Friday, October 09, 2009

Soul Asylum/Bellevue Suite; October 9, 2009; Potawatomi Northern Lights Theater

I hadn’t seen Soul Asylum since their heyday in the late 90’s. On the Let Your Dim Light Shine tour I’d seen a visibly intoxicated David Pirner spin in circles without falling off the stage and remember all the words to the lengthy “String of Pearls” even though he could barely stand up. Good news, he’s still got it.

Of course, the band isn’t completely unchanged from ten years ago. Bass player and original member lost his heartbreaking battle with cancer a few years ago and was replaced by a series of bass players until the Replacements’ Tommy Stinson stepped into the position permanently. The drummer chair is now filled very completely by Michael Bland, a fantastic drummer and gigantic bear of a man too big to wear anything other than his usual outfit, an assortment of brightly colored overalls. The end result is that the band is evenly divided between drunks and professionals. Pirner started the set in a bad mood, equipment malfunctions had him throwing guitars in frustration, but the more Stella Artois he downed the more affable be became, and by the end of the night he was hilariously adorable, dancing like a goofball and enjoying himself.

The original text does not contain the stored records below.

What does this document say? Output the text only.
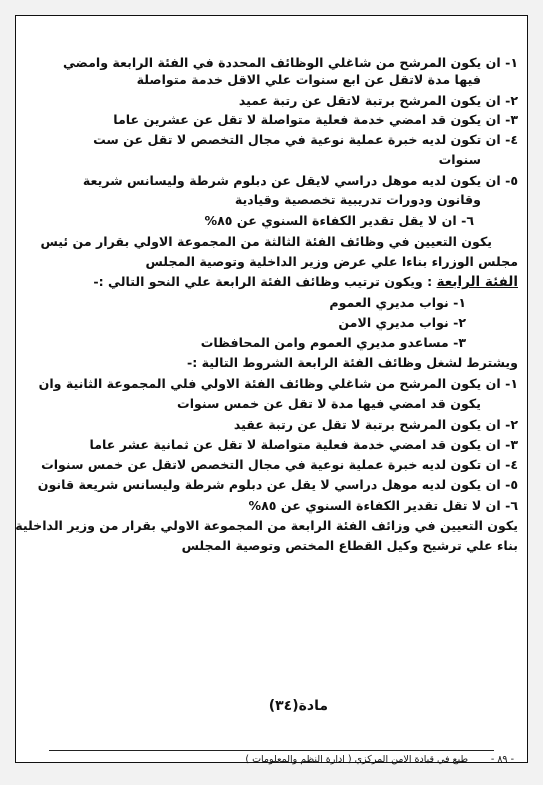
١- ان يكون المرشح من شاغلي الوظائف المحددة في الفئة الرابعة وامضي
فيها مدة لاتقل عن ابع سنوات علي الاقل خدمة متواصلة
٢- ان يكون المرشح برتبة لاتقل عن رتبة عميد
٣- ان يكون قد امضي خدمة فعلية متواصلة لا تقل عن عشرين عاما
٤- ان تكون لديه خبرة عملية نوعية في مجال التخصص لا تقل عن ست
سنوات
٥- ان يكون لديه موهل دراسي لايقل عن دبلوم شرطة وليسانس شريعة
وقانون ودورات تدريبية تخصصية وقيادية
٦- ان لا يقل تقدير الكفاءة السنوي عن ٨٥%
يكون التعيين في وظائف الفئة الثالثة من المجموعة الاولي بقرار من ئيس
مجلس الوزراء بناءا علي عرض وزير الداخلية وتوصية المجلس
الفئة الرابعة : ويكون ترتيب وظائف الفئة الرابعة علي النحو التالي :-
١- نواب مديري العموم
٢- نواب مديري الامن
٣- مساعدو مديري العموم وامن المحافظات
ويشترط لشغل وظائف الفئة الرابعة الشروط التالية :-
١- ان يكون المرشح من شاغلي وظائف الفئة الاولي فلي المجموعة الثانية وان
يكون قد امضي فيها مدة لا تقل عن خمس سنوات
٢- ان يكون المرشح برتبة لا تقل عن رتبة عقيد
٣- ان يكون قد امضي خدمة فعلية متواصلة لا تقل عن ثمانية عشر عاما
٤- ان تكون لديه خبرة عملية نوعية في مجال التخصص لاتقل عن خمس سنوات
٥- ان يكون لديه موهل دراسي لا يقل عن دبلوم شرطة وليسانس شريعة قانون
٦- ان لا تقل تقدير الكفاءة السنوي عن ٨٥%
يكون التعيين في وزائف الفئة الرابعة من المجموعة الاولي بقرار من وزير الداخلية
بناء علي ترشيح وكيل القطاع المختص وتوصية المجلس
مادة(٣٤)
- ٨٩ -
طبع في قيادة الامن المركزي ( ادارة النظم والمعلومات )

The songs that longtime fans like least are the ones I like the best. Unlike them, I really want to hear Soul Asylum’s “sellout” songs from Grave Dancer’s Union and Dim Light like “Runaway Train,” “Bittersweetheart,” and the aforementioned “String of Pearls.” I didn’t listen to the radio in the 90’s, or really ever, so I didn’t hear them one million times. Even though those are the only two records of theirs I own, I still knew a surprising percentage of the songs they played. However, I know for a fact that no one, including me, wants to hear the ridiculous “Misery.” Always masters of the well-chosen cover (I recall their “Rhinestone Cowboy” being stellar), they finished the night with a series of half-played ones including “Cocaine Blues,” and Sammy John’s “Chevy Van” a song that I only know because Joe Pernice included it on the accompanying soundtrack to his recent novel “It Feels so Good When I Stop.” They made it halfway through it before Pirner stopped, laughing, “I can’t believe I remembered that much of it, that song is terrible.”

The venue wasn’t the best, even though they had cleared out many of the tables on the lower level, it is still an awkward place to see a show. Surprisingly for a relatively new venue, the sound was not good. And despite the line outside an hour before show time the room was only half full. All things that were probably disappointing to a fan, but didn’t really bother me. In fact the only thing that really bothered me that night was the opening band. A cheesy, seemingly made-up, Milwaukee band called Bellevue Suite. Every song seemed so over the top as to be a joke, except they weren’t kidding. During a painfully predictable acoustic section of the set, every song seemed like it could have been Extreme’s “More than Words.”

The punchline to the joke that was their set was their banner, which read “Bellevue Suite, the Dark Side of Enlightement.” That’s right, “enlightement,” apparently no one hit spell check before ordering it. It was a perfectly Spinal Tap moment. I had already been scolded by a security guard for taking pictures, but I couldn’t let that one go with out documenting it. It felt strange not to take pictures, I kept reaching for my camera during Soul Asylum’s set. Michelle was disappointed that I hadn’t seen a “good” Soul Asylum show, but I enjoyed it all the same. And I will see them again.